Bellegarde, along with other Indigenous leaders, were pleased when Trudeau announced a Cabinet with Indigenous representation, but the honeymoon is over.
“Putting more (Indigenous) people in decision-making bodies and authorities, the challenge is how do we work with them? How do we connect with them? How do we partner with them to make sure that they’re espousing the rights agenda, they’re espousing everything they stood for and worked for all their lives?” said Bellegarde.
The Justice minister recently came under fire when she told an AFN Chiefs’ Assembly that the United Nations Declaration on the Rights of Indigenous Peoples was “unworkable” under Canadian law.
Bellegarde says he and the rest of the chiefs were stunned.
“Options should not be unilaterally imposed and legislation is an option toward the adoption of the UN declaration and it should not be unilaterally taken off the table. So we’re going to keep coming back and keep revisiting that,” he said.

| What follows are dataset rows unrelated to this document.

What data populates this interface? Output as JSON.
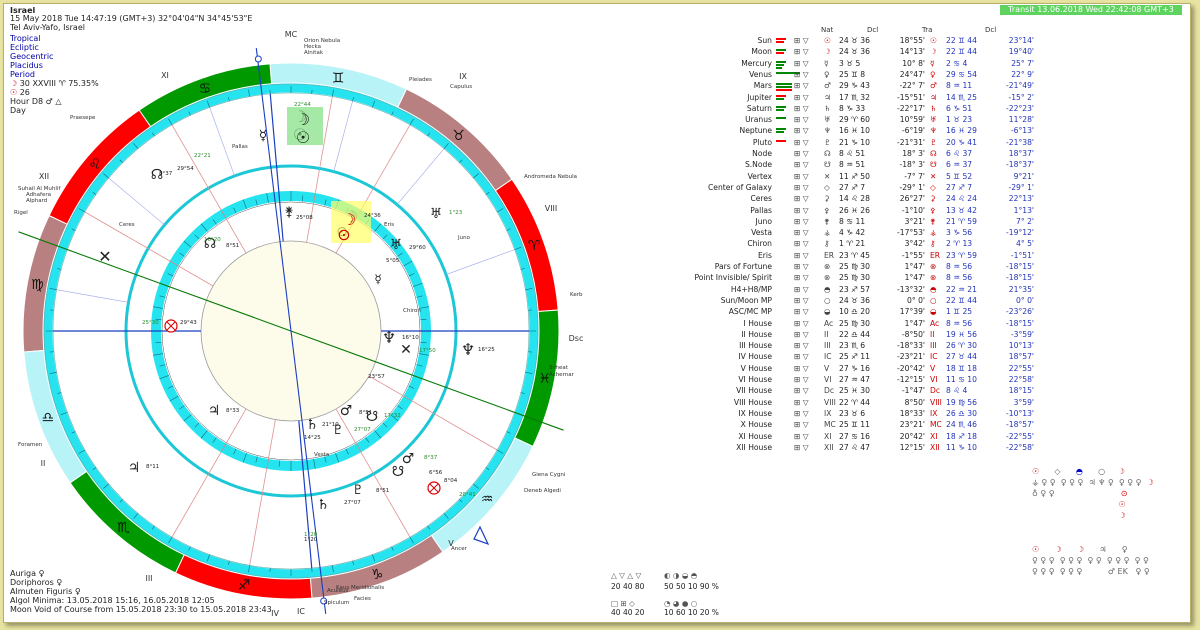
{
  "header": {
    "name": "Israel",
    "datetime": "15 May 2018  Tue  14:47:19 (GMT+3) 32°04'04\"N  34°45'53\"E",
    "place": "Tel Aviv-Yafo, Israel",
    "zodiac": "Tropical",
    "ecliptic": "Ecliptic",
    "geocentric": "Geocentric",
    "houses": "Placidus",
    "period": "Period",
    "period_value": "30 XXVIII ♈ 75.35%",
    "lunar_day": "26",
    "hour": "Hour D8 ♂ △",
    "day": "Day"
  },
  "transit_banner": "Transit 13.06.2018  Wed 22:42:08 GMT+3",
  "table": {
    "col_natal": "Nat",
    "col_decl1": "Dcl",
    "col_transit": "Tra",
    "col_decl2": "Dcl",
    "rows": [
      {
        "name": "Sun",
        "n_pos": "24 ♉ 36",
        "n_dcl": "18°55'",
        "t_pos": "22 ♊ 44",
        "t_dcl": "23°14'"
      },
      {
        "name": "Moon",
        "n_pos": "24 ♉ 36",
        "n_dcl": "14°13'",
        "t_pos": "22 ♊ 44",
        "t_dcl": "19°40'"
      },
      {
        "name": "Mercury",
        "n_pos": "3 ♉ 5",
        "n_dcl": "10° 8'",
        "t_pos": "2 ♋ 4",
        "t_dcl": "25° 7'"
      },
      {
        "name": "Venus",
        "n_pos": "25 ♊ 8",
        "n_dcl": "24°47'",
        "t_pos": "29 ♋ 54",
        "t_dcl": "22° 9'"
      },
      {
        "name": "Mars",
        "n_pos": "29 ♑ 43",
        "n_dcl": "-22° 7'",
        "t_pos": "8 ♒ 11",
        "t_dcl": "-21°49'"
      },
      {
        "name": "Jupiter",
        "n_pos": "17 ♏ 32",
        "n_dcl": "-15°51'",
        "t_pos": "14 ♏ 25",
        "t_dcl": "-15° 2'"
      },
      {
        "name": "Saturn",
        "n_pos": "8 ♑ 33",
        "n_dcl": "-22°17'",
        "t_pos": "6 ♑ 51",
        "t_dcl": "-22°23'"
      },
      {
        "name": "Uranus",
        "n_pos": "29 ♈ 60",
        "n_dcl": "10°59'",
        "t_pos": "1 ♉ 23",
        "t_dcl": "11°28'"
      },
      {
        "name": "Neptune",
        "n_pos": "16 ♓ 10",
        "n_dcl": "-6°19'",
        "t_pos": "16 ♓ 29",
        "t_dcl": "-6°13'"
      },
      {
        "name": "Pluto",
        "n_pos": "21 ♑ 10",
        "n_dcl": "-21°31'",
        "t_pos": "20 ♑ 41",
        "t_dcl": "-21°38'"
      },
      {
        "name": "Node",
        "n_pos": "8 ♌ 51",
        "n_dcl": "18° 3'",
        "t_pos": "6 ♌ 37",
        "t_dcl": "18°37'"
      },
      {
        "name": "S.Node",
        "n_pos": "8 ♒ 51",
        "n_dcl": "-18° 3'",
        "t_pos": "6 ♒ 37",
        "t_dcl": "-18°37'"
      },
      {
        "name": "Vertex",
        "n_pos": "11 ♐ 50",
        "n_dcl": "-7° 7'",
        "t_pos": "5 ♊ 52",
        "t_dcl": "9°21'"
      },
      {
        "name": "Center of Galaxy",
        "n_pos": "27 ♐ 7",
        "n_dcl": "-29° 1'",
        "t_pos": "27 ♐ 7",
        "t_dcl": "-29° 1'"
      },
      {
        "name": "Ceres",
        "n_pos": "14 ♌ 28",
        "n_dcl": "26°27'",
        "t_pos": "24 ♌ 24",
        "t_dcl": "22°13'"
      },
      {
        "name": "Pallas",
        "n_pos": "26 ♓ 26",
        "n_dcl": "-1°10'",
        "t_pos": "13 ♉ 42",
        "t_dcl": "1°13'"
      },
      {
        "name": "Juno",
        "n_pos": "8 ♋ 11",
        "n_dcl": "3°21'",
        "t_pos": "21 ♈ 59",
        "t_dcl": "7° 2'"
      },
      {
        "name": "Vesta",
        "n_pos": "4 ♑ 42",
        "n_dcl": "-17°53'",
        "t_pos": "3 ♑ 56",
        "t_dcl": "-19°12'"
      },
      {
        "name": "Chiron",
        "n_pos": "1 ♈ 21",
        "n_dcl": "3°42'",
        "t_pos": "2 ♈ 13",
        "t_dcl": "4° 5'"
      },
      {
        "name": "Eris",
        "n_pos": "23 ♈ 45",
        "n_dcl": "-1°55'",
        "t_pos": "23 ♈ 59",
        "t_dcl": "-1°51'"
      },
      {
        "name": "Pars of Fortune",
        "n_pos": "25 ♍ 30",
        "n_dcl": "1°47'",
        "t_pos": "8 ♒ 56",
        "t_dcl": "-18°15'"
      },
      {
        "name": "Point Invisible/ Spirit",
        "n_pos": "25 ♍ 30",
        "n_dcl": "1°47'",
        "t_pos": "8 ♒ 56",
        "t_dcl": "-18°15'"
      },
      {
        "name": "H4+H8/MP",
        "n_pos": "23 ♐ 57",
        "n_dcl": "-13°32'",
        "t_pos": "22 ♒ 21",
        "t_dcl": "21°35'"
      },
      {
        "name": "Sun/Moon MP",
        "n_pos": "24 ♉ 36",
        "n_dcl": "0° 0'",
        "t_pos": "22 ♊ 44",
        "t_dcl": "0° 0'"
      },
      {
        "name": "ASC/MC MP",
        "n_pos": "10 ♎ 20",
        "n_dcl": "17°39'",
        "t_pos": "1 ♊ 25",
        "t_dcl": "-23°26'"
      },
      {
        "name": "I House",
        "n_pos": "25 ♍ 30",
        "n_dcl": "1°47'",
        "t_pos": "8 ♒ 56",
        "t_dcl": "-18°15'"
      },
      {
        "name": "II House",
        "n_pos": "22 ♎ 44",
        "n_dcl": "-8°50'",
        "t_pos": "19 ♓ 56",
        "t_dcl": "-3°59'"
      },
      {
        "name": "III House",
        "n_pos": "23 ♏ 6",
        "n_dcl": "-18°33'",
        "t_pos": "26 ♈ 30",
        "t_dcl": "10°13'"
      },
      {
        "name": "IV House",
        "n_pos": "25 ♐ 11",
        "n_dcl": "-23°21'",
        "t_pos": "27 ♉ 44",
        "t_dcl": "18°57'"
      },
      {
        "name": "V House",
        "n_pos": "27 ♑ 16",
        "n_dcl": "-20°42'",
        "t_pos": "18 ♊ 18",
        "t_dcl": "22°55'"
      },
      {
        "name": "VI House",
        "n_pos": "27 ♒ 47",
        "n_dcl": "-12°15'",
        "t_pos": "11 ♋ 10",
        "t_dcl": "22°58'"
      },
      {
        "name": "VII House",
        "n_pos": "25 ♓ 30",
        "n_dcl": "-1°47'",
        "t_pos": "8 ♌ 4",
        "t_dcl": "18°15'"
      },
      {
        "name": "VIII House",
        "n_pos": "22 ♈ 44",
        "n_dcl": "8°50'",
        "t_pos": "19 ♍ 56",
        "t_dcl": "3°59'"
      },
      {
        "name": "IX House",
        "n_pos": "23 ♉ 6",
        "n_dcl": "18°33'",
        "t_pos": "26 ♎ 30",
        "t_dcl": "-10°13'"
      },
      {
        "name": "X House",
        "n_pos": "25 ♊ 11",
        "n_dcl": "23°21'",
        "t_pos": "24 ♏ 46",
        "t_dcl": "-18°57'"
      },
      {
        "name": "XI House",
        "n_pos": "27 ♋ 16",
        "n_dcl": "20°42'",
        "t_pos": "18 ♐ 18",
        "t_dcl": "-22°55'"
      },
      {
        "name": "XII House",
        "n_pos": "27 ♌ 47",
        "n_dcl": "12°15'",
        "t_pos": "11 ♑ 10",
        "t_dcl": "-22°58'"
      }
    ]
  },
  "wheel": {
    "signs": [
      "♈",
      "♉",
      "♊",
      "♋",
      "♌",
      "♍",
      "♎",
      "♏",
      "♐",
      "♑",
      "♒",
      "♓"
    ],
    "house_labels": [
      "XI",
      "XII",
      "II",
      "III",
      "IV",
      "V",
      "VIII",
      "IX",
      "MC",
      "IC",
      "Dsc"
    ],
    "stars": [
      "Orion Nebula",
      "Hecka",
      "Alnitak",
      "Pleiades",
      "Capulus",
      "Andromeda Nebula",
      "Kerb",
      "Scheat",
      "Achernar",
      "Deneb Algedi",
      "Giena Cygni",
      "Ancer",
      "Facies",
      "Aculeus",
      "Spiculum",
      "Kaus Meridionalis",
      "Foramen",
      "Alphard",
      "Adhafera",
      "Suhail Al Muhlif",
      "Praesepe",
      "Rigel"
    ],
    "points": [
      "Pallas",
      "Ceres",
      "Juno",
      "Chiron",
      "Vesta",
      "Eris"
    ],
    "degrees": [
      "22°44",
      "8°37",
      "29°54",
      "22°21",
      "25°08",
      "24°36",
      "1°23",
      "29°60",
      "5°05",
      "10°20",
      "8°51",
      "16°10",
      "17°50",
      "16°25",
      "23°57",
      "25°30",
      "29°43",
      "8°51",
      "17°32",
      "8°33",
      "21°10",
      "27°07",
      "14°25",
      "8°11",
      "8°37",
      "6°56",
      "8°04",
      "20°41",
      "8°51",
      "27°07",
      "1°20",
      "1°20"
    ]
  },
  "footer": {
    "line1": "Auriga  ♀",
    "line2": "Doriphoros  ♀",
    "line3": "Almuten Figuris  ♀",
    "line4": "Algol Minima: 13.05.2018 15:16,  16.05.2018 12:05",
    "line5": "Moon Void of Course from 15.05.2018 23:30 to 15.05.2018 23:43"
  },
  "element_stats": {
    "row1": [
      "20",
      "40",
      "80"
    ],
    "row2": [
      "40",
      "40",
      "20"
    ],
    "row3": [
      "50",
      "50",
      "10",
      "90",
      "%"
    ],
    "row4": [
      "10",
      "60",
      "10",
      "20",
      "%"
    ]
  },
  "colors": {
    "red": "#ff0000",
    "green": "#009900",
    "rose": "#b88080",
    "cyan": "#26e4ef",
    "lightcyan": "#b7f3f7",
    "cream": "#fdfcea",
    "blue": "#0033cc"
  }
}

Bellegarde says he is unclear on whether the stand taken by Wilson-Raybould is her own or indicative of the government. He points to Trudeau’s insistence that a renewed relationship between Canadian people and Indigenous peoples is a priority.
Adopting the UN declaration “breathe(s) life into reconciliation,” said Bellegarde. It also serves as a framework for both federal and provincial governments to deliver on Indigenous rights. He is seeking clarification from Wilson-Raybould.
As for the slow roll-out of the $8.4 billion allocated in the Liberal’s first budget to improve services for Indigenous peoples, Bellegarde blames the bureaucrats.
“I believe the Prime Minister’s vision is huge and large. I believe the Minister of Indian Affairs’ vision is huge and large, but the bureaucracy is just not being effective or efficient in the rolling out of these resources. That’s where we’ve got to start focusing our attention,” he said.
The AFN will start working with deputy ministers and assistant deputy ministers to make the changes necessary to improve the system, he said.
“The same way of doing business is just not working and that’s the frustration in the communities.”
That doesn’t mean new schools and water treatment plant aren’t being delivered. Indigenous and Northern Affairs Minister Carolyn Bennett was in northern Ontario Oct. 12 doing just that. Bellegarde said, however, enough resources have not made it to First Nation communities and the first fiscal year is coming to an end.
Not only does Bellegarde want to see more resources hitting the ground, he wants to see more resources included in the next budget.
He said the federal government must ante up the $150 million shortfall the Canadian Human Rights Tribunal says Canada should be delivering to children and family services on reserves.
Saying the inability to meet the CHRT’s ruling is “very clearly the government’s fault.” Bellegarde said “I think there’s a great opportunity for that issue to finally be addressed in the second budget coming out April 1 (2017).”